Is there a worng understand in total variation?

Question

Is there a worng understand in total variation?

GuardSkill opened this issue 6 years ago · comments

I find this does not conform to the original paper’s method, I think the sum of the abs value should be taken into the Loss（tv）, and the tv loss is not the global difference of the whole picture, it just around the hole areas (P is the region of 1-pixel dilation of the hole region).

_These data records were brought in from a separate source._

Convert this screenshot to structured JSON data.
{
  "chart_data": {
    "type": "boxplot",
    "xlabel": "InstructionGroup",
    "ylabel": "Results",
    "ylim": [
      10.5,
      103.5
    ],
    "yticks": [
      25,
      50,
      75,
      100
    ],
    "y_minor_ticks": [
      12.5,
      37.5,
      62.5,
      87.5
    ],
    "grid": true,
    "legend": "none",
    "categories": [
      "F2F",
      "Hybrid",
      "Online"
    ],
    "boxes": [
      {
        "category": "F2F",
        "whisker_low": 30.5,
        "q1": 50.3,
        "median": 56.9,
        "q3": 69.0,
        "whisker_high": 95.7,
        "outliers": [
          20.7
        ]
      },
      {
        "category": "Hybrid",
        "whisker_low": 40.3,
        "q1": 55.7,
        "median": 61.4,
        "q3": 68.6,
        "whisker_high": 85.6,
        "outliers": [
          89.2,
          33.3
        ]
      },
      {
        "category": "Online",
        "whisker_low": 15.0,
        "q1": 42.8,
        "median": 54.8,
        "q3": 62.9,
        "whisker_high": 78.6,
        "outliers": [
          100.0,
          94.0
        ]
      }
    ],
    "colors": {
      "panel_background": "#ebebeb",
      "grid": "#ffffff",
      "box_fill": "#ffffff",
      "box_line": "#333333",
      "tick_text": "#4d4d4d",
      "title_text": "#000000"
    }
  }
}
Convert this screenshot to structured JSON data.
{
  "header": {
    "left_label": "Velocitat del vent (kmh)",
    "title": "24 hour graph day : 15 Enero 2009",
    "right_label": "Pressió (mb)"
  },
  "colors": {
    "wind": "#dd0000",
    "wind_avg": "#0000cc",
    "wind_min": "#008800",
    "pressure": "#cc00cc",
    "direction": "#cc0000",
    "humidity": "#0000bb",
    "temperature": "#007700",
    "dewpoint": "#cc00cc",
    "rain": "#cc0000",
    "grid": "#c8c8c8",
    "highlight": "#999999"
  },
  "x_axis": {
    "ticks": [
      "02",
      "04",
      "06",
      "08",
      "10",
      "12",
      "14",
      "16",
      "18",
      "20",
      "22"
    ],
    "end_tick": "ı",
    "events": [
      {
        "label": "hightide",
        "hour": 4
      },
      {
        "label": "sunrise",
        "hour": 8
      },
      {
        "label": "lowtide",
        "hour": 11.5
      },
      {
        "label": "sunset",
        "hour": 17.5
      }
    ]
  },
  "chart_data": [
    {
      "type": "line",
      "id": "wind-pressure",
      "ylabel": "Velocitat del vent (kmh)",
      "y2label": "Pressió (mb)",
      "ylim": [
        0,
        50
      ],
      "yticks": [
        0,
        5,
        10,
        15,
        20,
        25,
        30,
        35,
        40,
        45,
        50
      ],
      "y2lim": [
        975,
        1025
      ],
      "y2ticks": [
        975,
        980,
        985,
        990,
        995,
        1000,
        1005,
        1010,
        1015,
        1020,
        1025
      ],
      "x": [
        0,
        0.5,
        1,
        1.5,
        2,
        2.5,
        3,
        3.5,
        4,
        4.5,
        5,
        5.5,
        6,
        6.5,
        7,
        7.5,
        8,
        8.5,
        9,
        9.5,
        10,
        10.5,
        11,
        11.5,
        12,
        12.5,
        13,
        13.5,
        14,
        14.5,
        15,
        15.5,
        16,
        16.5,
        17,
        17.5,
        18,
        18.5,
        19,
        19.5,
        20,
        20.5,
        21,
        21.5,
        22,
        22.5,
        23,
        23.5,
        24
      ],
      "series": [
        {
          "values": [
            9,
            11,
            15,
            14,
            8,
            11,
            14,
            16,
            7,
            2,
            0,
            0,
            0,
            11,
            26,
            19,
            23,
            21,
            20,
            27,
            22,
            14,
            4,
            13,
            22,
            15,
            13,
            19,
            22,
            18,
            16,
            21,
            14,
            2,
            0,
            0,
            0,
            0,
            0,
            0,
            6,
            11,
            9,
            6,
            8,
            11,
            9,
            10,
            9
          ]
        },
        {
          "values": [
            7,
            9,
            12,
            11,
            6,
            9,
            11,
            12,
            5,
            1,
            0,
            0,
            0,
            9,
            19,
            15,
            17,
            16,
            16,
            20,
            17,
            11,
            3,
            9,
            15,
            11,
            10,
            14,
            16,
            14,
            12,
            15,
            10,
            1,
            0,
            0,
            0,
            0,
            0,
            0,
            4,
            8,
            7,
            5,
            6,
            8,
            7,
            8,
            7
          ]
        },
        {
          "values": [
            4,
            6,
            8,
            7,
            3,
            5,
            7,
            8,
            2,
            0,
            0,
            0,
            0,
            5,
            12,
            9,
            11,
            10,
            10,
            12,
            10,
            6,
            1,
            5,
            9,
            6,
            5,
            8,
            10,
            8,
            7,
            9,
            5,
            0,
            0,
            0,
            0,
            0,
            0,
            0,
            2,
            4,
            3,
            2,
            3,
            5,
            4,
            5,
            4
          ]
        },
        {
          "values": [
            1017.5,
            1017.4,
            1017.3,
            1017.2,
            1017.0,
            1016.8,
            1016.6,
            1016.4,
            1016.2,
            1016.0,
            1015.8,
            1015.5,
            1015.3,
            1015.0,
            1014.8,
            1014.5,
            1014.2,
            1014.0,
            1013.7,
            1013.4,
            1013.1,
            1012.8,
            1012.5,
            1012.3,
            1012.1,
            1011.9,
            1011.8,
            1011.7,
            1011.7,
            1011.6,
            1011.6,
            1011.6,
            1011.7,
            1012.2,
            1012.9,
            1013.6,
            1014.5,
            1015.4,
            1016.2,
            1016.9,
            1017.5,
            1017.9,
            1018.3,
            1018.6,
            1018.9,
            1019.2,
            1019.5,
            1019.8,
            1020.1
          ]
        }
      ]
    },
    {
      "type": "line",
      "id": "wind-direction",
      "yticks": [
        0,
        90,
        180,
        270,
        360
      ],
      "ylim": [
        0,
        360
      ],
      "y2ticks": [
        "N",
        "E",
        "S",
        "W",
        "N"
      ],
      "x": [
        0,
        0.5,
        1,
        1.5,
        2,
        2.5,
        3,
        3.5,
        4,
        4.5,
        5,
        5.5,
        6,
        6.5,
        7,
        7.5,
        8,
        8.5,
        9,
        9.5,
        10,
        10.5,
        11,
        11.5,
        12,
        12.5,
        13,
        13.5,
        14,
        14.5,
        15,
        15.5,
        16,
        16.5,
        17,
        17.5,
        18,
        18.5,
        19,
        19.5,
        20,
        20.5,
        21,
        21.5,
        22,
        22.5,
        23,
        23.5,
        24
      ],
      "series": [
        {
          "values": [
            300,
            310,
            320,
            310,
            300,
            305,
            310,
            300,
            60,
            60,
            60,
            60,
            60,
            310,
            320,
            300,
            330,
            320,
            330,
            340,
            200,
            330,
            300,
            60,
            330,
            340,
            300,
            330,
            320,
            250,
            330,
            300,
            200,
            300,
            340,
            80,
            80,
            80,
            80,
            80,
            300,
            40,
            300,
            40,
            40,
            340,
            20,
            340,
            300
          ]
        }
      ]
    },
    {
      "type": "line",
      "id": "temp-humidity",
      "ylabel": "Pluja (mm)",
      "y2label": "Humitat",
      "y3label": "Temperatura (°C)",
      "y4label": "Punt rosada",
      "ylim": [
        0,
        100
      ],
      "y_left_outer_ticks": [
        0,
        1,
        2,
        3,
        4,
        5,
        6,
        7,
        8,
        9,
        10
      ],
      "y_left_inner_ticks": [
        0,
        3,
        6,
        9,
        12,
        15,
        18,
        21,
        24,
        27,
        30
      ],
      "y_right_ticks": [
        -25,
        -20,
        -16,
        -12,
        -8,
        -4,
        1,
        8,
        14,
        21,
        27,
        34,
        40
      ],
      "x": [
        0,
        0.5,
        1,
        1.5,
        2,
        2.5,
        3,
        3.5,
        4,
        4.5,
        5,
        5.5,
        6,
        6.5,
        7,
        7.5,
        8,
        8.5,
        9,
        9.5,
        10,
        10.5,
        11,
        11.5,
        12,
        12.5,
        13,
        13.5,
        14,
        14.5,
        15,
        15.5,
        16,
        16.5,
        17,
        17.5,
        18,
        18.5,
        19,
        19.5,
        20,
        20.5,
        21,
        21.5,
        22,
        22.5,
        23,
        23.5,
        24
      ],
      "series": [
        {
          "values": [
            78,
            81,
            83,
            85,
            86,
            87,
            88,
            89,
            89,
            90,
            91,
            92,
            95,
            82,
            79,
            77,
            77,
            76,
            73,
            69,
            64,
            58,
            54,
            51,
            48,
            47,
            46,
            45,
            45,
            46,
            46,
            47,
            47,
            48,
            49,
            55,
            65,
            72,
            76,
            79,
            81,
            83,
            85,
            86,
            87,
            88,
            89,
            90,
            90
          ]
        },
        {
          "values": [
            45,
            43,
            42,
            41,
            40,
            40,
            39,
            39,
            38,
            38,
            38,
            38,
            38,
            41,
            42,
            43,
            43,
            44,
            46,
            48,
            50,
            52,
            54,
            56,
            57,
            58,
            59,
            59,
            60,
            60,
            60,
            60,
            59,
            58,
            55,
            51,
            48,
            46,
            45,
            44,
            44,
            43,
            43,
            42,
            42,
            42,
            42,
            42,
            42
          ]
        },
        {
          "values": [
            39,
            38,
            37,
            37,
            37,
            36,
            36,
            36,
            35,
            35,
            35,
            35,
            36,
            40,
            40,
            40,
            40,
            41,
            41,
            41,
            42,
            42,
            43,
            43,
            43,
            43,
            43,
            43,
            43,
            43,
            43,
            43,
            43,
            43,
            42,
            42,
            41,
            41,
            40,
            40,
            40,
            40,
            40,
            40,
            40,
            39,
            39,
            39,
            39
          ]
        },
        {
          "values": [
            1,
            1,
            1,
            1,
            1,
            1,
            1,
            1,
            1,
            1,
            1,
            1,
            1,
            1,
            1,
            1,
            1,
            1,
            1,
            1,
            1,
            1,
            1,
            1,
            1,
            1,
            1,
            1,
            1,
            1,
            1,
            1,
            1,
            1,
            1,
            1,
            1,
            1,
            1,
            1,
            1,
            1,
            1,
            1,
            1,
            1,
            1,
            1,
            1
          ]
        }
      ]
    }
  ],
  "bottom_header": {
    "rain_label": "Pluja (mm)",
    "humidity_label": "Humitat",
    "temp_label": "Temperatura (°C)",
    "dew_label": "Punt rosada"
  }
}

def total_variation_loss(image):
    # shift one pixel and get difference (for both x and y direction)
    loss = torch.mean(torch.abs(image[:, :, :, :-1] - image[:, :, :, 1:])) + \
        torch.mean(torch.abs(image[:, :, :-1, :] - image[:, :, 1:, :]))
    return loss

GuardSkill · Answer 1 · Sat Nov 17 2018 13:11:06 GMT+0800 (China Standard Time)

maybe should be these?``
def total_variation_loss(image,mask):
hole_mask = 1-mask
loss = torch.sum(torch.abs(hole_mask[:, :, :, :-1](image[:, :, :, 1:] - image[:, :, :, :-1]))) +
torch.sum(hole_mask[:, :, 👎, :](torch.abs(image[:, :, :-1, :] - image[:, :, 1:, :])))
return loss

GuardSkill · Answer 2 · Tue Nov 20 2018 15:29:09 GMT+0800 (China Standard Time)

More seriously, it should be these code rather than above (Above code didn't consider the uppest/leftest dilated pixel minus operation)

def dialation_holes(hole_mask):
    b, ch, h, w = hole_mask.shape
    dilation_conv = nn.Conv2d(ch, ch, 3, padding=1, bias=False).to(device)
    torch.nn.init.constant_(dilation_conv.weight, 1.0)
    with torch.no_grad():
        output_mask = dilation_conv(hole_mask)
    updated_holes = output_mask != 0
    return updated_holes.float()

def total_variation_loss(image,mask):
    hole_mask = 1-mask
    dilated_holes=dialation_holes(hole_mask)
    colomns_in_Pset=dilated_holes[:, :, :, 1:] * dilated_holes[:, :, :, :-1]
    rows_in_Pset=dilated_holes[:, :, 1:, :] * dilated_holes[:, :, :-1:, :]
    loss = torch.sum(torch.abs(colomns_in_Pset*(image[:, :, :, 1:] - image[:, :, :, :-1]))) + \
        torch.sum(torch.abs(rows_in_Pset*(image[:, :, :1 :] - image[:, :, -1:, :])))
    return loss

Daisy007girl · Answer 3 · Wed Jul 31 2019 18:27:05 GMT+0800 (China Standard Time)

Have you tried the code which you thought it should be? Have it brought any improvement to the result compared to the github author's ?

Xavier31 · Answer 4 · Tue Dec 08 2020 00:26:14 GMT+0800 (China Standard Time)

Hi !
@GuardSkill shouldn't it be mean instead of sum in the total_variation_loss function ?

loss = torch.mean(torch.abs(colomns_in_Pset*(image[:, :, :, 1:] - image[:, :, :, :-1]))) + \ torch.mean(torch.abs(rows_in_Pset*(image[:, :, :1 :] - image[:, :, -1:, :])))

Flavio Giobergia · Answer 5 · Wed Mar 09 2022 00:47:59 GMT+0800 (China Standard Time)

I would argue that, while not the same exact loss as the one proposed in the paper (L_tv), the total_variation_loss() implemented here should behave in just the same way.

Both total_variation_loss() and L_tv are computed on I_comp (output_comp in the code) and not I_out (output), which contains:

the ground truth image I_gt (input) in the unmasked part
the reconstructed image I_out in in the masked part

Since the ground truth image does not change with I_out, it means that all 1-pixel shifts outside of the mask will always result in the same total variation, outside of the masked region. Inside of the masked region (as well as around the 1-pixel dilation of the mask) the TV loss will instead depend on I_out.

As such, the loss implemented here is L_tv + constant: the two functions thus share the same gradient.

It also seems to me that the current implementation is slightly more efficient, as it does not require computing the dilated mask, nor mask the image.